In 2018, after new federal estimates suggested that 29,000 gallons of oil a day were still gushing out of the field, the Coast Guard Ordered Taylor Energy to stop the leak or face high fines. When the company refused, the Coast Guard hired an outside contractor. build a containment system It is now believed to have caught the majority of the leaking oil, and sent Taylor Energy a bill of $43 million last year to cover a year’s worth of removal costs.

Taylor Energy pushed back. Company alleged oil into the Gulf of Mexico, where very little oil is still leaking from the wells, oil flares observed in the area are caused by oiled sediments around the platform rather than the wells, and further troubling the area, there is a risk of even more oil being released. Taylor Energy He also challenged The Coast Guard’s containment efforts in federal court suggested that the company should not be held liable for the costs.

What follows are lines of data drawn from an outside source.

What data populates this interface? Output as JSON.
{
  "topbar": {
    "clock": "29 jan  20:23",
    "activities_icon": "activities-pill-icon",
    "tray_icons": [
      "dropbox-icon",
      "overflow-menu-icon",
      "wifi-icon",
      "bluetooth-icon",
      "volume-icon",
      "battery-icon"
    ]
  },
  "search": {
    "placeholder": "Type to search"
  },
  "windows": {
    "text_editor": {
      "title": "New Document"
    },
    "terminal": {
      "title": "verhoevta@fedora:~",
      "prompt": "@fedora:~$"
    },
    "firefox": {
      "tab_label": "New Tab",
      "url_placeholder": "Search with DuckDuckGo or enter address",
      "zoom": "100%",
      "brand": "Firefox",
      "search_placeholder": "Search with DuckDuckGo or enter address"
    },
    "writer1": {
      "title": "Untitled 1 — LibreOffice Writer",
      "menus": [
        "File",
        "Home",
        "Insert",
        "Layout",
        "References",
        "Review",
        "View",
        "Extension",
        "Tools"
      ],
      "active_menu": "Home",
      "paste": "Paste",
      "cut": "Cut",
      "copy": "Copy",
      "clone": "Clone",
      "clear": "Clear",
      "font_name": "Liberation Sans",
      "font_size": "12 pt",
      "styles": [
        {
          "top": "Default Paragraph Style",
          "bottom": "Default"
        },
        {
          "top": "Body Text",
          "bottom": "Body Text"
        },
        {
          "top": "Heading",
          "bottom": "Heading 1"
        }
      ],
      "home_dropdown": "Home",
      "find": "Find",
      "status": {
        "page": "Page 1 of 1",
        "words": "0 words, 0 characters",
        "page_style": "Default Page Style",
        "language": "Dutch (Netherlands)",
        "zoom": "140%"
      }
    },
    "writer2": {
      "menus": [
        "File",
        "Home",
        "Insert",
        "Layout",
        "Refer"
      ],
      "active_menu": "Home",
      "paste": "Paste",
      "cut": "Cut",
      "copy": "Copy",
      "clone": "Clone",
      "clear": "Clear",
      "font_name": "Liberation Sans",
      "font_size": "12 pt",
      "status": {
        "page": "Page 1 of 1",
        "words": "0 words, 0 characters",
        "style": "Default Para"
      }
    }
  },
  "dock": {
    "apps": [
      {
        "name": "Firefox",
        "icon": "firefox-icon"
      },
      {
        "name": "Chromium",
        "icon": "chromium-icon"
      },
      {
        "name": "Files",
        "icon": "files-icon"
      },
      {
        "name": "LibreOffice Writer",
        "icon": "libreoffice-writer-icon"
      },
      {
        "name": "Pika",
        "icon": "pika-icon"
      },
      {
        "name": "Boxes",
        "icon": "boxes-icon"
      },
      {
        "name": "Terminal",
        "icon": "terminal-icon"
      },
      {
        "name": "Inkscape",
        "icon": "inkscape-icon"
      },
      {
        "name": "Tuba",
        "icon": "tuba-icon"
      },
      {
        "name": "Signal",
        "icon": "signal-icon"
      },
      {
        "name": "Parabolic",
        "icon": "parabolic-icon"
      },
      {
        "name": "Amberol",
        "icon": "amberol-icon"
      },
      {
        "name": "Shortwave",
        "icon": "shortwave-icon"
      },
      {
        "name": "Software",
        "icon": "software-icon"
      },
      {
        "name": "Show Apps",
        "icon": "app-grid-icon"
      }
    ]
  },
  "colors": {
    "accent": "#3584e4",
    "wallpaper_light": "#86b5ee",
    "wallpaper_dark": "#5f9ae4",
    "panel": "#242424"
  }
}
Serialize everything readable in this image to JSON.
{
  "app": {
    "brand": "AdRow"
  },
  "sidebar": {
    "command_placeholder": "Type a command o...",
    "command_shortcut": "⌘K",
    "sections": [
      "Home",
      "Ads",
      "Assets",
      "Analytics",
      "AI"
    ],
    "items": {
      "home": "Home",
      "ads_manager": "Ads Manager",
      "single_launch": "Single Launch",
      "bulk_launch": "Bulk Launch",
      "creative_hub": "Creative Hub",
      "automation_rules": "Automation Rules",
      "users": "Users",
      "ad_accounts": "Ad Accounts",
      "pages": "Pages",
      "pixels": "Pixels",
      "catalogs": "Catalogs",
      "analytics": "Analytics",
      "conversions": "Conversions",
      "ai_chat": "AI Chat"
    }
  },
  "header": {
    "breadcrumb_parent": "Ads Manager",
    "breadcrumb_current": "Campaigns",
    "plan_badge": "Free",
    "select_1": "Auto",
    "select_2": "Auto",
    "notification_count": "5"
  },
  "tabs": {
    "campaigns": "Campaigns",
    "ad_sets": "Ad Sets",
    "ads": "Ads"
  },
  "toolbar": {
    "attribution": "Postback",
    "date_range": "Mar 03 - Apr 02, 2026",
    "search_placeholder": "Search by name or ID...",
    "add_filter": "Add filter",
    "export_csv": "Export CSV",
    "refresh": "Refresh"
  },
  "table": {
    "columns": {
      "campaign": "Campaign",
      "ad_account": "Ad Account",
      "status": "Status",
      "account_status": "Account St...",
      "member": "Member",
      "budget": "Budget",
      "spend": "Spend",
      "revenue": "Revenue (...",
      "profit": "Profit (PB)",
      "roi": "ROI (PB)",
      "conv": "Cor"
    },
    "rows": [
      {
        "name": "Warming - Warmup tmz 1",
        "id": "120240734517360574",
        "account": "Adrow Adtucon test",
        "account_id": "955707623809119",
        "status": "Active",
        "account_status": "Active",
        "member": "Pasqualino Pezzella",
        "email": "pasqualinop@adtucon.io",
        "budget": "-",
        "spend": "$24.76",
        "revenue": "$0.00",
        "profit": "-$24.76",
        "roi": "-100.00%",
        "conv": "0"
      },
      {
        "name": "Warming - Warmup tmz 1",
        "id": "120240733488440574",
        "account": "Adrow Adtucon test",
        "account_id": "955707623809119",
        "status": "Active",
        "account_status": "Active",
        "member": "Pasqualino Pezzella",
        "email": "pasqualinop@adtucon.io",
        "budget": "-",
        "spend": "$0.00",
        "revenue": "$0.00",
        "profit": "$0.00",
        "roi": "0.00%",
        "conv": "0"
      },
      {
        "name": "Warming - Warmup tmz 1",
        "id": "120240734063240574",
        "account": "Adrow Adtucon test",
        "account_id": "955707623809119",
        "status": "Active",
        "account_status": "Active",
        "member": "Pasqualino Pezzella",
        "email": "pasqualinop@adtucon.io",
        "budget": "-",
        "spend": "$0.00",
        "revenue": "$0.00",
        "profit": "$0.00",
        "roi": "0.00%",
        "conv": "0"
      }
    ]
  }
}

The settlement requires Taylor Energy to dismiss its three ongoing lawsuits against the federal government. After the deal is approved by the court, the company will be liquidated and the remaining assets will be transferred to the federal government. The company was also ordered not to interfere with the Coast Guard’s efforts to contain or extract oil from the spill area.

Taylor Energy did not immediately respond to a request for comment.